Thomas Perez, head of the Civil Rights Division, noted that the Texas law would disproportionately affect Latino voters, who are less likely to have a driver’s license or similar state-issued ID than white voters. (The battle isn’t over, since Texas is already seeking approval for the law in federal court.)

Supporters of these ballot-blocking initiatives insist that they are necessary to protect the franchise from fraud, but that’s nonsense. In-person voter fraud is virtually non-existent. The problem in this country is not that corpses or foreigners are showing up at the polls to cast a ballot. The problem, instead, is that too few still-breathing Americans bother to vote.

The real intent of voter ID laws is to shave off a few thousand or a few hundred thousand votes from groups that have tended to back Democrats, including voters of color and, increasingly, young adults. The Texas voter ID law doesn’t even allow college and university identification cards to be used at the polls. If younger voters had not thrown substantial support to Obama in 2008, it’s likely those IDs would have been allowed.

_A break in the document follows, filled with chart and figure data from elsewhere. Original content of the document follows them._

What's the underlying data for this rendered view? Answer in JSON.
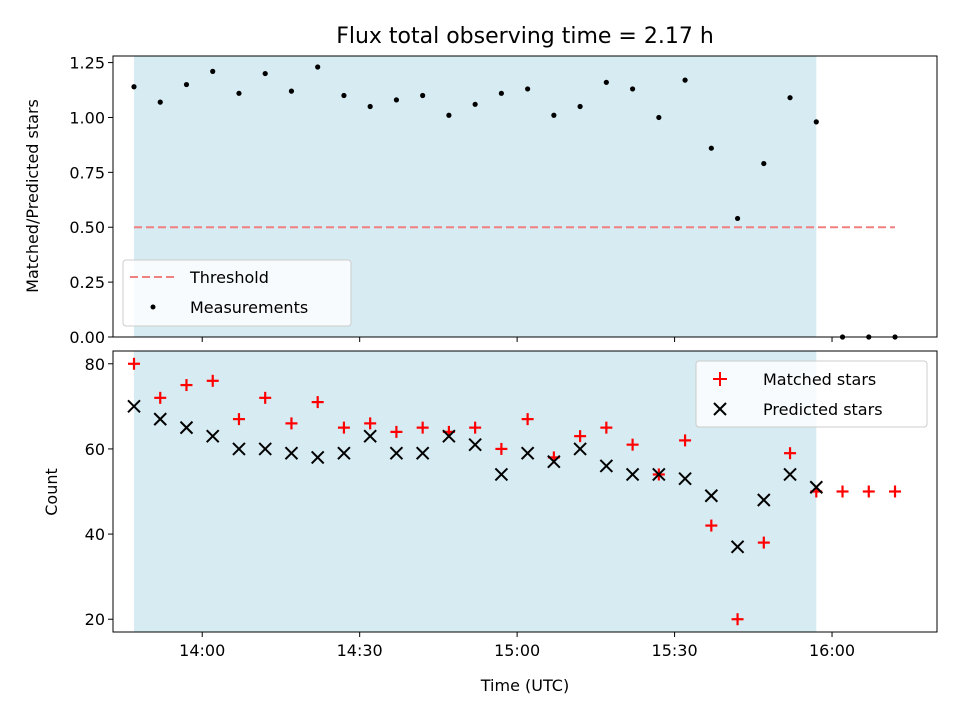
{
  "chart_data": [
    {
      "type": "scatter",
      "title": "Flux total observing time = 2.17 h",
      "xlabel": "",
      "ylabel": "Matched/Predicted stars",
      "xlim": [
        "13:43",
        "16:20"
      ],
      "ylim": [
        0,
        1.28
      ],
      "y_ticks": [
        0.0,
        0.25,
        0.5,
        0.75,
        1.0,
        1.25
      ],
      "y_tick_labels": [
        "0.00",
        "0.25",
        "0.50",
        "0.75",
        "1.00",
        "1.25"
      ],
      "x_ticks": [
        "14:00",
        "14:30",
        "15:00",
        "15:30",
        "16:00"
      ],
      "x_tick_labels_visible": false,
      "shaded_span": {
        "start": "13:47",
        "end": "15:57",
        "color": "#add8e6"
      },
      "threshold": {
        "name": "Threshold",
        "value": 0.5,
        "x_start": "13:47",
        "x_end": "16:12",
        "color": "#f08080"
      },
      "series": [
        {
          "name": "Measurements",
          "color": "#000000",
          "x": [
            "13:47",
            "13:52",
            "13:57",
            "14:02",
            "14:07",
            "14:12",
            "14:17",
            "14:22",
            "14:27",
            "14:32",
            "14:37",
            "14:42",
            "14:47",
            "14:52",
            "14:57",
            "15:02",
            "15:07",
            "15:12",
            "15:17",
            "15:22",
            "15:27",
            "15:32",
            "15:37",
            "15:42",
            "15:47",
            "15:52",
            "15:57",
            "16:02",
            "16:07",
            "16:12"
          ],
          "y": [
            1.14,
            1.07,
            1.15,
            1.21,
            1.11,
            1.2,
            1.12,
            1.23,
            1.1,
            1.05,
            1.08,
            1.1,
            1.01,
            1.06,
            1.11,
            1.13,
            1.01,
            1.05,
            1.16,
            1.13,
            1.0,
            1.17,
            0.86,
            0.54,
            0.79,
            1.09,
            0.98,
            0.0,
            0.0,
            0.0
          ]
        }
      ],
      "legend_position": "lower-left",
      "grid": false
    },
    {
      "type": "scatter",
      "title": "",
      "xlabel": "Time (UTC)",
      "ylabel": "Count",
      "xlim": [
        "13:43",
        "16:20"
      ],
      "ylim": [
        17,
        83
      ],
      "y_ticks": [
        20,
        40,
        60,
        80
      ],
      "y_tick_labels": [
        "20",
        "40",
        "60",
        "80"
      ],
      "x_ticks": [
        "14:00",
        "14:30",
        "15:00",
        "15:30",
        "16:00"
      ],
      "x_tick_labels": [
        "14:00",
        "14:30",
        "15:00",
        "15:30",
        "16:00"
      ],
      "shaded_span": {
        "start": "13:47",
        "end": "15:57",
        "color": "#add8e6"
      },
      "series": [
        {
          "name": "Matched stars",
          "marker": "plus",
          "color": "#ff0000",
          "x": [
            "13:47",
            "13:52",
            "13:57",
            "14:02",
            "14:07",
            "14:12",
            "14:17",
            "14:22",
            "14:27",
            "14:32",
            "14:37",
            "14:42",
            "14:47",
            "14:52",
            "14:57",
            "15:02",
            "15:07",
            "15:12",
            "15:17",
            "15:22",
            "15:27",
            "15:32",
            "15:37",
            "15:42",
            "15:47",
            "15:52",
            "15:57",
            "16:02",
            "16:07",
            "16:12"
          ],
          "y": [
            80,
            72,
            75,
            76,
            67,
            72,
            66,
            71,
            65,
            66,
            64,
            65,
            64,
            65,
            60,
            67,
            58,
            63,
            65,
            61,
            54,
            62,
            42,
            20,
            38,
            59,
            50,
            50,
            50,
            50
          ]
        },
        {
          "name": "Predicted stars",
          "marker": "x",
          "color": "#000000",
          "x": [
            "13:47",
            "13:52",
            "13:57",
            "14:02",
            "14:07",
            "14:12",
            "14:17",
            "14:22",
            "14:27",
            "14:32",
            "14:37",
            "14:42",
            "14:47",
            "14:52",
            "14:57",
            "15:02",
            "15:07",
            "15:12",
            "15:17",
            "15:22",
            "15:27",
            "15:32",
            "15:37",
            "15:42",
            "15:47",
            "15:52",
            "15:57"
          ],
          "y": [
            70,
            67,
            65,
            63,
            60,
            60,
            59,
            58,
            59,
            63,
            59,
            59,
            63,
            61,
            54,
            59,
            57,
            60,
            56,
            54,
            54,
            53,
            49,
            37,
            48,
            54,
            51
          ]
        }
      ],
      "legend_position": "top-right",
      "grid": false
    }
  ]
}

If the Republican Party had an establishment with backbone and moral fiber, it would have pushed back against the prejudices of its ultraconservative base, educating them about the many contributions that Latinos — those who crossed the border with papers as well as those who sneaked in — make to this country. For one thing, they have lowered the age of the average American worker, helping the U.S. stave off the population collapse that is facing countries such as Japan. Younger workers are needed to pay the taxes that fund Social Security for retirees.

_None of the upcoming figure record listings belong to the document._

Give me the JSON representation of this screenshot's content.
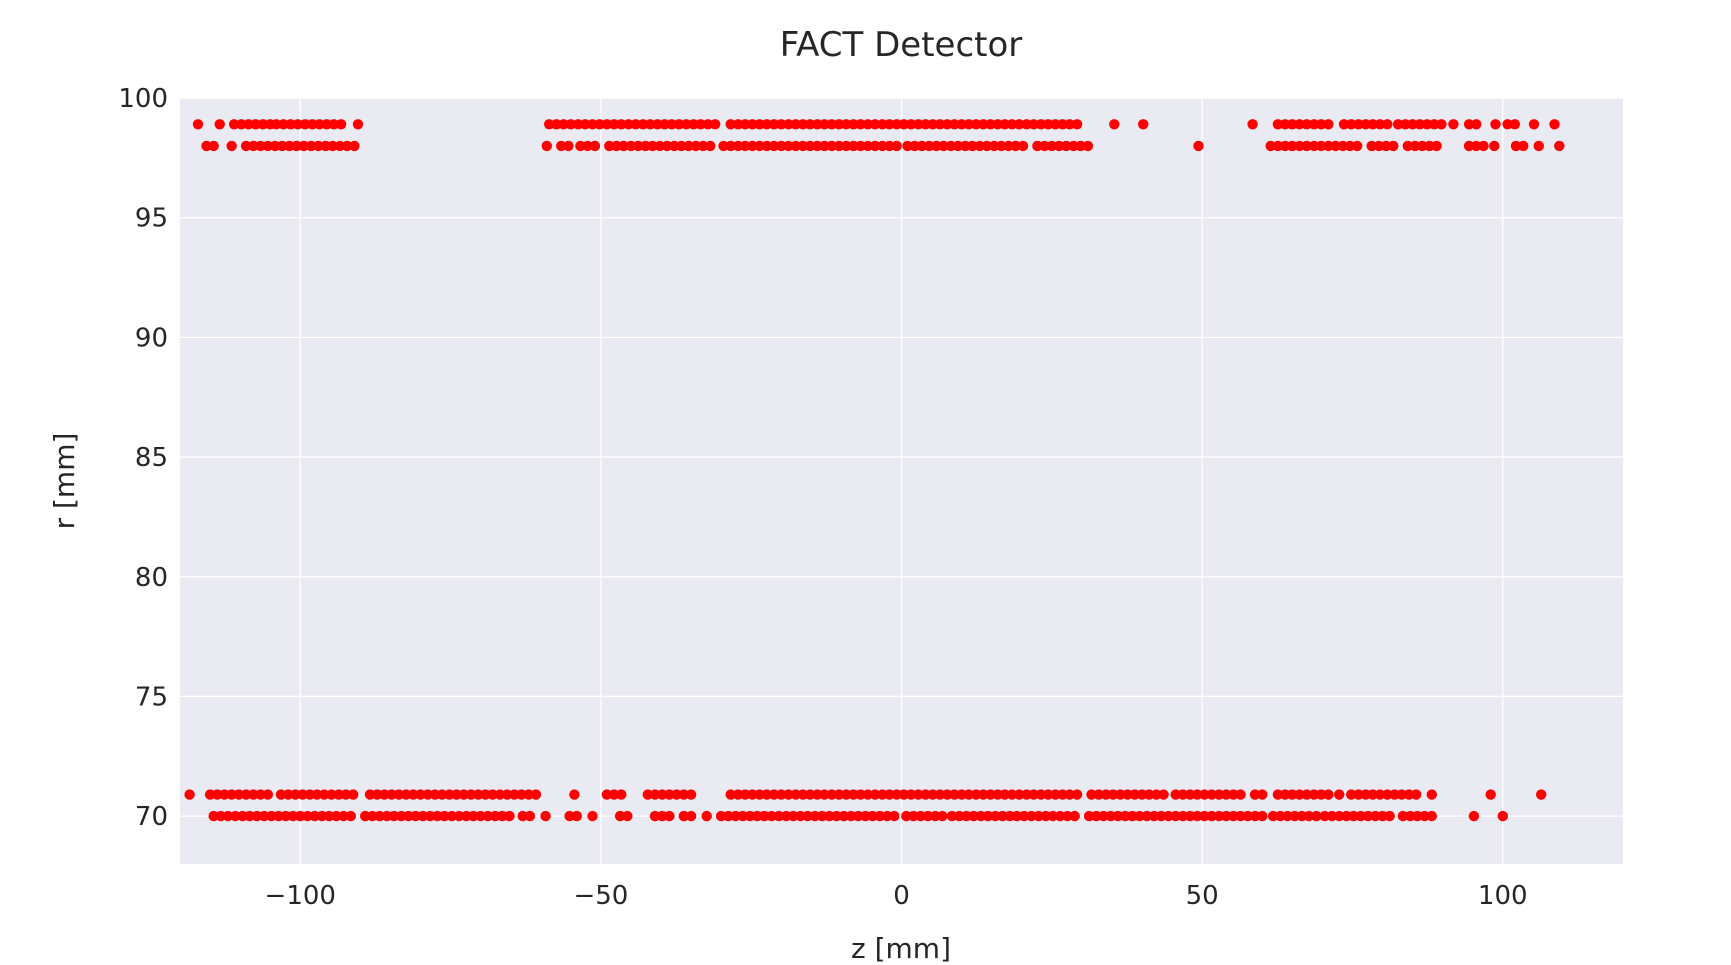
{
  "chart_data": {
    "type": "scatter",
    "title": "FACT Detector",
    "xlabel": "z [mm]",
    "ylabel": "r [mm]",
    "xlim": [
      -120,
      120
    ],
    "ylim": [
      68,
      100
    ],
    "x_ticks": [
      -100,
      -50,
      0,
      50,
      100
    ],
    "x_tick_labels": [
      "−100",
      "−50",
      "0",
      "50",
      "100"
    ],
    "y_ticks": [
      70,
      75,
      80,
      85,
      90,
      95,
      100
    ],
    "y_tick_labels": [
      "70",
      "75",
      "80",
      "85",
      "90",
      "95",
      "100"
    ],
    "grid": true,
    "marker_color": "#ff0000",
    "background_color": "#eaeaf2",
    "series": [
      {
        "r": 98.9,
        "segments": [
          {
            "from": -117.0,
            "to": -117.0,
            "step": 1.2
          },
          {
            "from": -113.4,
            "to": -113.4,
            "step": 1.2
          },
          {
            "from": -111.0,
            "to": -105.0,
            "step": 1.2
          },
          {
            "from": -104.0,
            "to": -93.2,
            "step": 1.2
          },
          {
            "from": -90.4,
            "to": -90.4,
            "step": 1.2
          },
          {
            "from": -58.6,
            "to": -30.6,
            "step": 1.2
          },
          {
            "from": -28.4,
            "to": 29.2,
            "step": 1.2
          },
          {
            "from": 35.4,
            "to": 35.4,
            "step": 1.2
          },
          {
            "from": 40.2,
            "to": 40.2,
            "step": 1.2
          },
          {
            "from": 58.4,
            "to": 58.4,
            "step": 1.2
          },
          {
            "from": 62.6,
            "to": 71.0,
            "step": 1.2
          },
          {
            "from": 73.6,
            "to": 80.8,
            "step": 1.2
          },
          {
            "from": 82.6,
            "to": 89.8,
            "step": 1.2
          },
          {
            "from": 91.8,
            "to": 91.8,
            "step": 1.2
          },
          {
            "from": 94.4,
            "to": 95.6,
            "step": 1.2
          },
          {
            "from": 98.8,
            "to": 98.8,
            "step": 1.2
          },
          {
            "from": 100.8,
            "to": 102.0,
            "step": 1.2
          },
          {
            "from": 105.2,
            "to": 105.2,
            "step": 1.2
          },
          {
            "from": 108.6,
            "to": 108.6,
            "step": 1.2
          }
        ]
      },
      {
        "r": 98.0,
        "segments": [
          {
            "from": -115.6,
            "to": -114.4,
            "step": 1.2
          },
          {
            "from": -111.4,
            "to": -111.4,
            "step": 1.2
          },
          {
            "from": -109.0,
            "to": -91.0,
            "step": 1.2
          },
          {
            "from": -59.0,
            "to": -59.0,
            "step": 1.2
          },
          {
            "from": -56.6,
            "to": -55.4,
            "step": 1.2
          },
          {
            "from": -53.4,
            "to": -51.0,
            "step": 1.2
          },
          {
            "from": -48.6,
            "to": -31.8,
            "step": 1.2
          },
          {
            "from": -29.6,
            "to": -1.4,
            "step": 1.2
          },
          {
            "from": 1.0,
            "to": 20.2,
            "step": 1.2
          },
          {
            "from": 22.6,
            "to": 31.0,
            "step": 1.2
          },
          {
            "from": 49.4,
            "to": 49.4,
            "step": 1.2
          },
          {
            "from": 61.4,
            "to": 75.8,
            "step": 1.2
          },
          {
            "from": 78.2,
            "to": 82.0,
            "step": 1.2
          },
          {
            "from": 84.2,
            "to": 89.0,
            "step": 1.2
          },
          {
            "from": 94.4,
            "to": 96.8,
            "step": 1.2
          },
          {
            "from": 98.6,
            "to": 98.6,
            "step": 1.2
          },
          {
            "from": 102.2,
            "to": 103.4,
            "step": 1.2
          },
          {
            "from": 106.0,
            "to": 106.0,
            "step": 1.2
          },
          {
            "from": 109.4,
            "to": 109.4,
            "step": 1.2
          }
        ]
      },
      {
        "r": 70.9,
        "segments": [
          {
            "from": -118.4,
            "to": -118.4,
            "step": 1.2
          },
          {
            "from": -115.0,
            "to": -105.4,
            "step": 1.2
          },
          {
            "from": -103.2,
            "to": -91.2,
            "step": 1.2
          },
          {
            "from": -88.4,
            "to": -61.0,
            "step": 1.2
          },
          {
            "from": -54.4,
            "to": -54.4,
            "step": 1.2
          },
          {
            "from": -49.0,
            "to": -46.6,
            "step": 1.2
          },
          {
            "from": -42.2,
            "to": -35.0,
            "step": 1.2
          },
          {
            "from": -28.4,
            "to": 29.2,
            "step": 1.2
          },
          {
            "from": 31.6,
            "to": 43.6,
            "step": 1.2
          },
          {
            "from": 45.6,
            "to": 56.4,
            "step": 1.2
          },
          {
            "from": 58.8,
            "to": 60.0,
            "step": 1.2
          },
          {
            "from": 62.6,
            "to": 70.8,
            "step": 1.2
          },
          {
            "from": 72.8,
            "to": 72.8,
            "step": 1.2
          },
          {
            "from": 74.8,
            "to": 86.0,
            "step": 1.2
          },
          {
            "from": 88.2,
            "to": 88.2,
            "step": 1.2
          },
          {
            "from": 98.0,
            "to": 98.0,
            "step": 1.2
          },
          {
            "from": 106.4,
            "to": 106.4,
            "step": 1.2
          }
        ]
      },
      {
        "r": 70.0,
        "segments": [
          {
            "from": -114.4,
            "to": -91.2,
            "step": 1.2
          },
          {
            "from": -89.2,
            "to": -65.2,
            "step": 1.2
          },
          {
            "from": -63.0,
            "to": -61.8,
            "step": 1.2
          },
          {
            "from": -59.2,
            "to": -59.2,
            "step": 1.2
          },
          {
            "from": -55.2,
            "to": -54.0,
            "step": 1.2
          },
          {
            "from": -51.4,
            "to": -51.4,
            "step": 1.2
          },
          {
            "from": -46.8,
            "to": -45.6,
            "step": 1.2
          },
          {
            "from": -41.0,
            "to": -38.6,
            "step": 1.2
          },
          {
            "from": -36.2,
            "to": -35.0,
            "step": 1.2
          },
          {
            "from": -32.4,
            "to": -32.4,
            "step": 1.2
          },
          {
            "from": -30.0,
            "to": -1.2,
            "step": 1.2
          },
          {
            "from": 0.8,
            "to": 6.2,
            "step": 1.2
          },
          {
            "from": 8.4,
            "to": 28.8,
            "step": 1.2
          },
          {
            "from": 31.2,
            "to": 59.4,
            "step": 1.2
          },
          {
            "from": 61.8,
            "to": 68.8,
            "step": 1.2
          },
          {
            "from": 70.4,
            "to": 81.2,
            "step": 1.2
          },
          {
            "from": 83.4,
            "to": 88.8,
            "step": 1.2
          },
          {
            "from": 95.2,
            "to": 95.2,
            "step": 1.2
          },
          {
            "from": 100.0,
            "to": 100.0,
            "step": 1.2
          }
        ]
      }
    ]
  }
}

Instead, Republicans have engaged in a campaign of condemnation, condescension and hateful rhetoric. Even the DREAM Act, a modest measure that would have offered a path to legalization to about a million young illegal immigrants, provided they serve in the military or attend college, didn’t draw enough GOP support to pass Congress. The GOP presidential candidates have also insisted on policies that would either drive illegal immigrants out of the country or leave them in the shadows, ripe for exploitation.

It’s no wonder that Republican strategists are now terrified that the party has irreparably damaged its relationship with Latinos. Former President George W. Bush had a moderate stance on immigration and earned about 40 percent of the Latino vote in 2004; John McCain, who kept a similarly moderate stance through much of his political career, garnered 31 percent of that vote. But a recent poll by Fox News Latino showed President Obama likely to pick up 70 percent of those voters.

That’s why the Republican Party is trying desperately to keep Latinos from the ballot box.